What I’ve just said might be a little unclear to some of you, so let me spell out the implications. Clearly, Government needs to spend a lot less, and earn a lot more. So here are some of the possible measures that lay ahead:
In order to reduce the Government wage bill we may need to cut salaries or make a significant number of Government staff redundant. Alternatively, but possibly as well, it may also be necessary to introduce income tax on everyone’s pay;
The Community tax will have to rise over the next few years to as much as 10%;
Households will have to begin paying for the services they receive from Government that are currently free to them (but not to Government);
Islanders may have to start paying tax on imports;
The policy of full employment will need to be abandoned;
And Tristan House (in Cape Town) will not be immune. We have three choices:
- Charge accommodation rates that will yield a commercial rate of return of at least 6% and preferably more; or
- Sell TDCH for approximately £158,000 (net) and transfer the money into the reserves; or
- Sell TDCH and purchase a cheaper property, resulting in a net addition to the reserves of approximately £74,000 (net). In addition, the new property would need to run on a commercial basis.
There must also be a huge question mark over the future of the Wave Dancer.
You might like to know why we’ve got ourselves into this mess. According to the consultant the reason is mainly this. From 1997 to 2007 there has been no concerted effort to address and/or reverse the Government’s declining financial performance.

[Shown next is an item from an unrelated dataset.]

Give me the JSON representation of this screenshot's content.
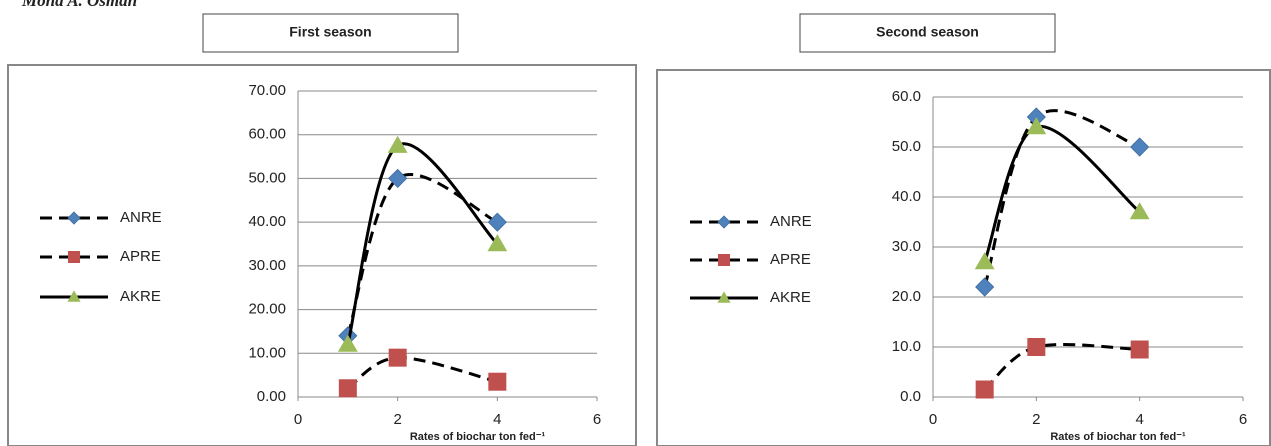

Indeed, there have been periods when executive decisions have been taken that have accelerated the decline; and past Administrators and Island Councils have ignored the periodic warnings of the Finance Department. That’s it in a nutshell.
I’ve been very selective in drawing from Malcolm Summerfield’s report. It contained very little good news. But it did contain recommendations and ideas of what we can do to increase our income as well as cut our spending. I’m not going to go into these now. The purpose of this presentation is to try and convince everyone on Tristan that the chickens have now well and truly come home to roost.
And it’s no use saying that the British Government must help. It is currently helping us in a number of ways (harbour, medical, training) and will continue to help, but only if Government gets a grip on its financial management and eliminates its budget deficit. In return for this, HMG may offer new support in areas such as education, Government planning and financial management. But it’s up to us to show that this won’t be good money after bad.
And the same applies to Ovenstone. The loss of the old factory, and its replacement, as well as the measures needed to ensure that we actually have a fishing season this year, will cost it a great deal of money.
Islanders have got to face the reality – we got ourselves into this mess. No one is going to get Tristan out of it except the community itself. As a first step, with effect from tomorrow, all Government expenditure will require Treasury authorisation, so Heads of Department should clear in advance with Lorraine any expenditure they plan to commit. I’ll circulate details of this shortly.